You need to write a 1 into its parameter UpdateROI to apply the changes during runtime.

In case you want to optimize or simplify the parameter access and the configuration itself feel free to think of using the Parameter Library. By this you can implement a single parameter that handles all width/height for example.

Only the maximum buffer width and height are static. The ROI values can be either static/dynamic depending on your preset during design time. If you set them to dynamic, these can be changed during runtime. Then you can adopt required changes concerning the ROI during runtime and reach the requested bandwidth without rebuilding.

B.Ru · May 27th 2019

Below you can see where to select the Static/Dynamic parameter type.

pasted-from-clipboard.png

Pierre Chatelier · May 27th 2019

But unlike LoadCoefficients, "UpdateROI" cannot be set to 0, so it is always set at 1.

I think that here again, this is a documentation problem :

I have juste checked that indeed, the CoefficientsBuffer ROI seems to be taken into account (regarding the fps), after writing 1 into UpdateROI *even if the value is already 1*

Do you confirm ?

Should it be the case, I also heavily suggest that the documentation of UpdateROI is updated to explain that !

[edit]

For instance, in my own GUI, since UpdateROI has only a single possible value, no GUI event is raised if I rewrite "1" in the associated NumericUpDown control, and thus I do not propagate to the Sgc_setIntegerValue(). That's why I got tricked !

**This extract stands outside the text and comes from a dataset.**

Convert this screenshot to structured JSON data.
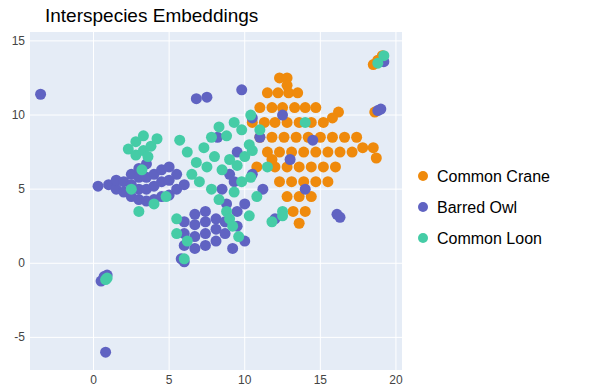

It means that I should call Sgc_setxxxValue() even if the new value is the same as the current one.

B.Ru · May 28th 2019

Hi Pierre,

Thank you for your input.

Quote from Pierre Chatelier

I think that here again, this is a documentation problem :

I have juste checked that indeed, the CoefficientsBuffer ROI seems to be taken into account (regarding the fps), after writing 1 into UpdateROI *even if the value is already 1*

Do you confirm ?

Should it be the case, I also heavily suggest that the documentation of UpdateROI is updated to explain that !

I forwarded your hint concerning the CoefficientBuffer in order to improve and extend our documentation.